Professor Lauded for Humanitarian Supply Chain Research

Nezih Altay

Professor of Management Nezih Altay

Professor of Management Nezih Altay still remembers the pivotal event 20 years ago that led him to focus his expertise on humanitarian supply chain.

It was Aug. 17, 1999, five days before he was supposed to marry his fiancée, Ozge Guney, in Turkey’s capital of Istanbul. Altay and Ozge had traveled to their home country to celebrate their wedding with family. At 3 a.m., he began to feel the ground shaking. In less than a minute, a 7.2-magnitude earthquake hit just outside of Istanbul, killing more than 17,000 people.

Altay and his family managed to escape to a nearby park, where they waited for shelter and relief. It took the government three days to assemble an emergency management operations center. “It was a game-changing event,” Altay says. The earthquake, which left thousands of locals without homes, led Altay to learn more about the supply chain of disaster management.

Today, Altay is lauded for being one of the first U.S. academics to recognize the importance of applying supply chain theory and research to disaster relief. He has been named a Fulbright Scholar and will research the logistics of aid delivery in conflict zones for six months next year as the visiting Fulbright-Hanken Distinguished Chair in Business and Economics at the Hanken School of Economics in Helsinki, Finland. In 2019, the American Logistics Aid Network, an association that provides supply chain assistance to disaster relief organizations, recognized Altay’s work with its first Research and Academic Contributions Award.

Supply chain management typically refers to the flows of goods and services in private businesses. However, Altay says the only difference between supply chains in the business sector and the humanitarian sector is what he calls the objective function.

“The objective function in the corporate world is to minimize cost,” he explains. “It could be to maximize revenue as well. In humanitarian supply chains, the goal is to minimize human suffering or minimize response time. Usually, you cannot minimize response time and cost at the same time. It’s very hard.”

After returning from Turkey, Altay and his wife attempted to resume their lives as PhD students at Texas A&M University. Bothered by the Turkish government’s lack of response to the earthquake, they raised $15,000 in disaster aid funds and sent it to several nonprofit organizations. Altay also began reading about disaster relief management while completing his dissertation.

“I thought, as a PhD student in operations management, there must be a better way of dealing with these events,” he says. “Because ultimately, disaster operations is a process.”

In humanitarian supply chains, the goal is to minimize human suffering or minimize response time. Usually, you cannot minimize response time and cost at the same time. It’s very hard.”
— Nezih Altay, professor of management

After completing his dissertation, Altay began teaching at the University of Richmond, in Virginia’s capital. To get a better understanding of disaster relief management, he attended workshops organized by the Federal Emergency Management Agency and met the former director of emergency management for Virginia, Walter G. Green. Altay and Green eventually co-authored a 2006 paper that assessed the literature in disaster relief and supply chain, which triggered academics’ interest in the topic. Researchers also began to notice the importance of humanitarian supply chains as more catastrophic events, such as Hurricane Katrina, took place. Altay’s paper became one of the most cited in its field.

At DePaul, Altay’s research helped create the graduate course Humanitarian Supply Chains. The course is offered as an elective to DePaul business students and is a core course in the Refugee and Forced Migration Studies master’s program in DePaul’s College of Liberal Arts and Social Sciences.
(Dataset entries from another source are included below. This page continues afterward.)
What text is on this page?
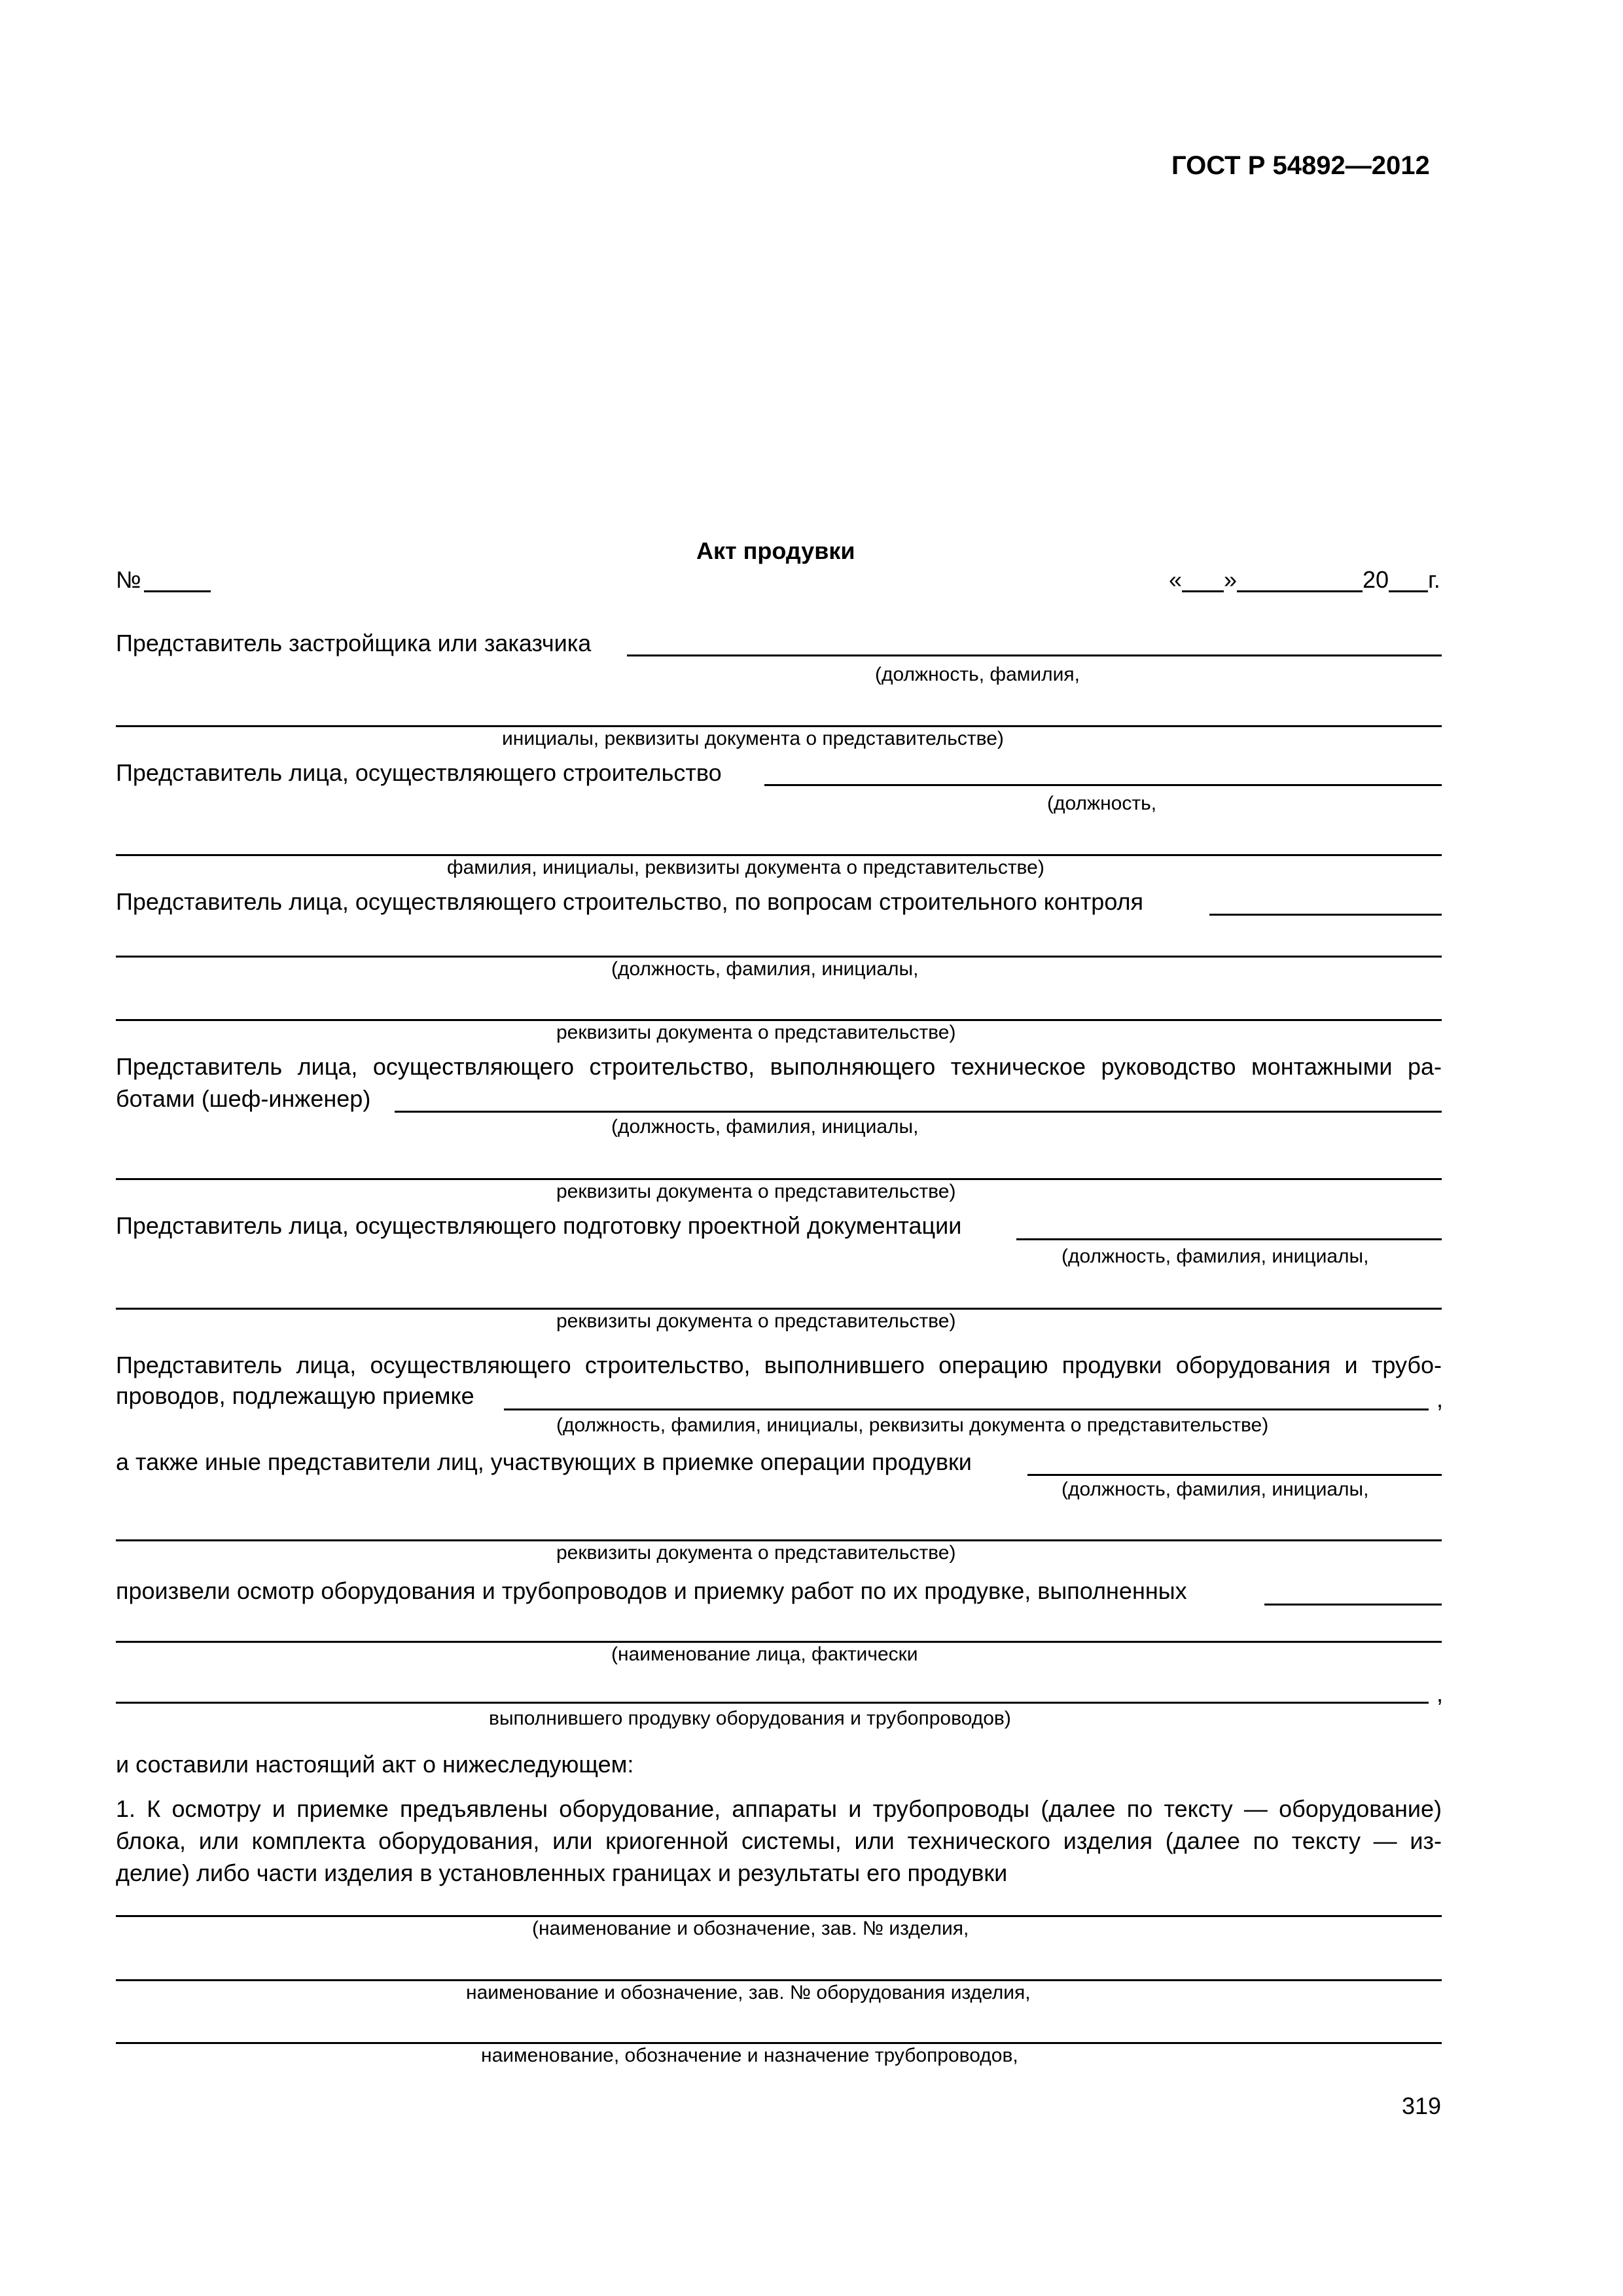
ГОСТ Р 54892—2012
Акт продувки
№	« »	20 г.
Представитель застройщика или заказчика
(должность, фамилия,
инициалы, реквизиты документа о представительстве)
Представитель лица, осуществляющего строительство
(должность,
фамилия, инициалы, реквизиты документа о представительстве)
Представитель лица, осуществляющего строительство, по вопросам строительного контроля
(должность, фамилия, инициалы,
реквизиты документа о представительстве)
Представитель лица, осуществляющего строительство, выполняющего техническое руководство монтажными ра-
ботами (шеф-инженер)
(должность, фамилия, инициалы,
реквизиты документа о представительстве)
Представитель лица, осуществляющего подготовку проектной документации
(должность, фамилия, инициалы,
реквизиты документа о представительстве)
Представитель лица, осуществляющего строительство, выполнившего операцию продувки оборудования и трубо-
проводов, подлежащую приемке	,
(должность, фамилия, инициалы, реквизиты документа о представительстве)
а также иные представители лиц, участвующих в приемке операции продувки
(должность, фамилия, инициалы,
реквизиты документа о представительстве)
произвели осмотр оборудования и трубопроводов и приемку работ по их продувке, выполненных
(наименование лица, фактически
,
выполнившего продувку оборудования и трубопроводов)
и составили настоящий акт о нижеследующем:
1. К осмотру и приемке предъявлены оборудование, аппараты и трубопроводы (далее по тексту — оборудование)
блока, или комплекта оборудования, или криогенной системы, или технического изделия (далее по тексту — из-
делие) либо части изделия в установленных границах и результаты его продувки
(наименование и обозначение, зав. № изделия,
наименование и обозначение, зав. № оборудования изделия,
наименование, обозначение и назначение трубопроводов,
319
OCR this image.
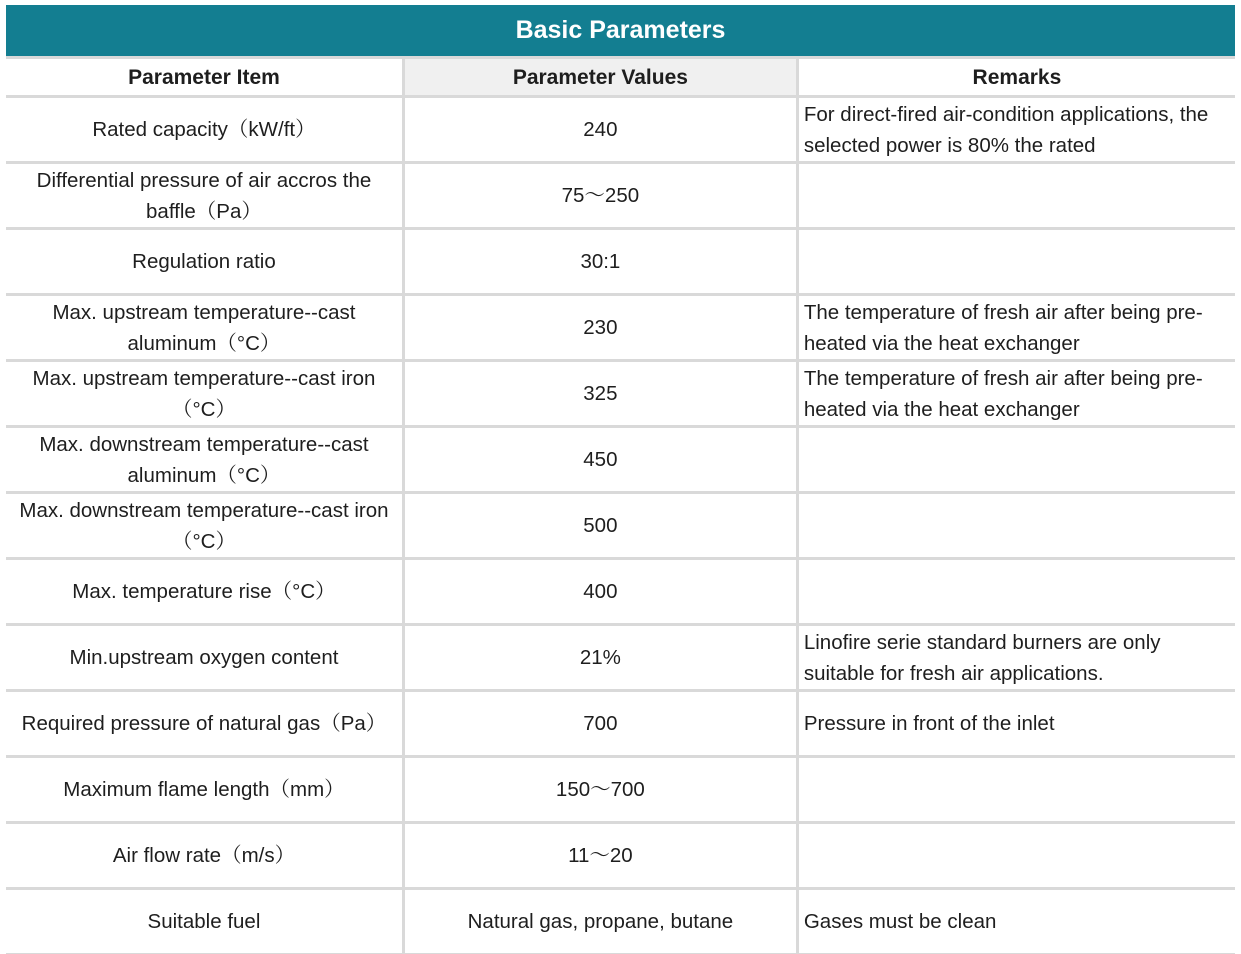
Basic Parameters
Parameter Item	Parameter Values	Remarks
Rated capacity（kW/ft）	240	For direct-fired air-condition applications, the selected power is 80% the rated
Differential pressure of air accros the baffle（Pa）	75～250	
Regulation ratio	30:1	
Max. upstream temperature--cast aluminum（°C）	230	The temperature of fresh air after being pre-heated via the heat exchanger
Max. upstream temperature--cast iron（°C）	325	The temperature of fresh air after being pre-heated via the heat exchanger
Max. downstream temperature--cast aluminum（°C）	450	
Max. downstream temperature--cast iron（°C）	500	
Max. temperature rise（°C）	400	
Min.upstream oxygen content	21%	Linofire serie standard burners are only suitable for fresh air applications.
Required pressure of natural gas（Pa）	700	Pressure in front of the inlet
Maximum flame length（mm）	150～700	
Air flow rate（m/s）	11～20	
Suitable fuel	Natural gas, propane, butane	Gases must be clean
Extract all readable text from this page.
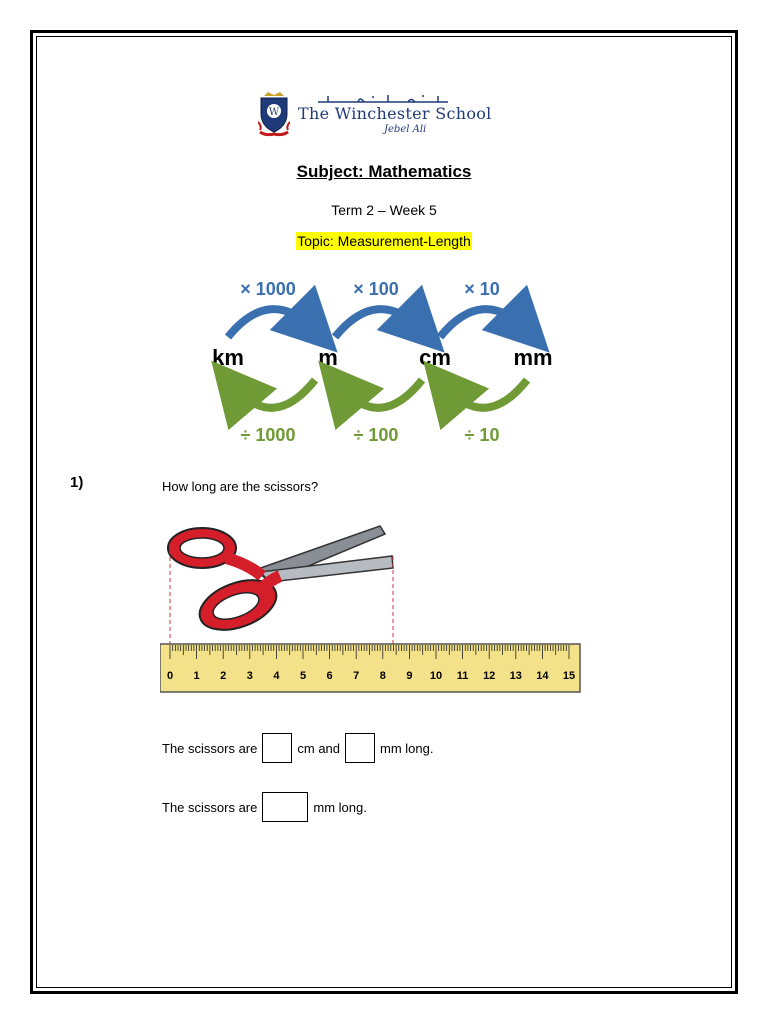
W The Winchester School
Jebel Ali
Subject: Mathematics
Term 2 – Week 5
Topic: Measurement-Length
× 1000	× 100	× 10
km	m	cm	mm
÷ 1000	÷ 100	÷ 10
1)	How long are the scissors?
0 1 2 3 4 5 6 7 8 9 10 11 12 13 14 15
The scissors are	cm and	mm long.
The scissors are	mm long.
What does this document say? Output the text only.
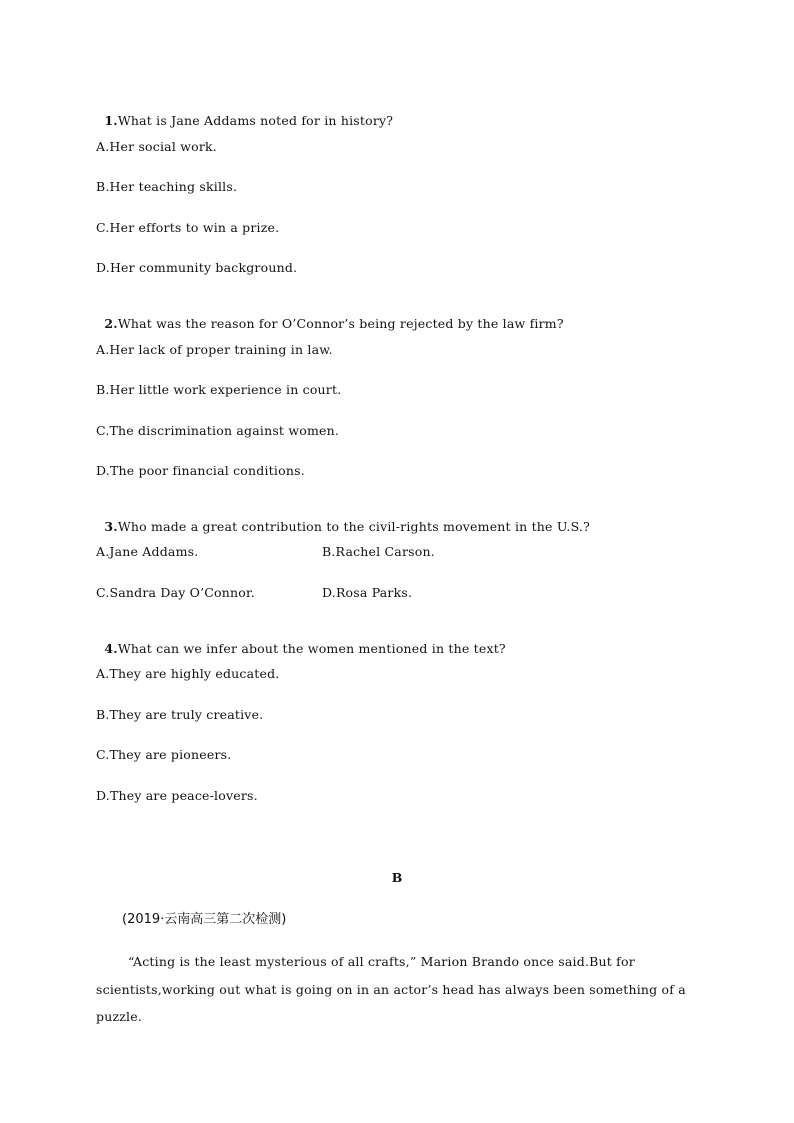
1.What is Jane Addams noted for in history?

A.Her social work.
B.Her teaching skills.
C.Her efforts to win a prize.
D.Her community background.

2.What was the reason for O’Connor’s being rejected by the law firm?

A.Her lack of proper training in law.
B.Her little work experience in court.
C.The discrimination against women.
D.The poor financial conditions.

3.Who made a great contribution to the civil-rights movement in the U.S.?

A.Jane Addams.	B.Rachel Carson.
C.Sandra Day O’Connor.	D.Rosa Parks.

4.What can we infer about the women mentioned in the text?

A.They are highly educated.
B.They are truly creative.
C.They are pioneers.
D.They are peace-lovers.
B
(2019·云南高三第二次检测)
“Acting is the least mysterious of all crafts,” Marion Brando once said.But for scientists,working out what is going on in an actor’s head has always been something of a puzzle.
While supply chain students may want to work for private organizations, Altay says the humanitarian and business sectors have a lot in common. Given current issues that may influence supply chains, including pandemics, climate change and international political tensions, operations management, like a humanitarian supply chain, no longer follows a predictable pattern.

“We’ve learned new things in humanitarian supply chain research, and now we’re applying those lessons to commercial supply chain research,” Altay says. “So it’s come full circle.”

Altay continues to delve into unique aspects of supply chains and humanitarian issues. He is currently working on an academic paper that examines the relationship between companies’ stock value and reports of those companies’ allegedly engaging in human trafficking. Another research paper he is proud of examines information hubs in the humanitarian community. He presented this paper at a conference organized by the United Nations Office for the Coordination of Humanitarian Affairs.

“After I presented my research, a couple of people from the World Food Program (a humanitarian organization that addresses famine and hunger worldwide) came and told me, ‘This is what we’re looking for,’” Altay says. “That’s why I feel that my research has made an impact—people care about it and are using it.”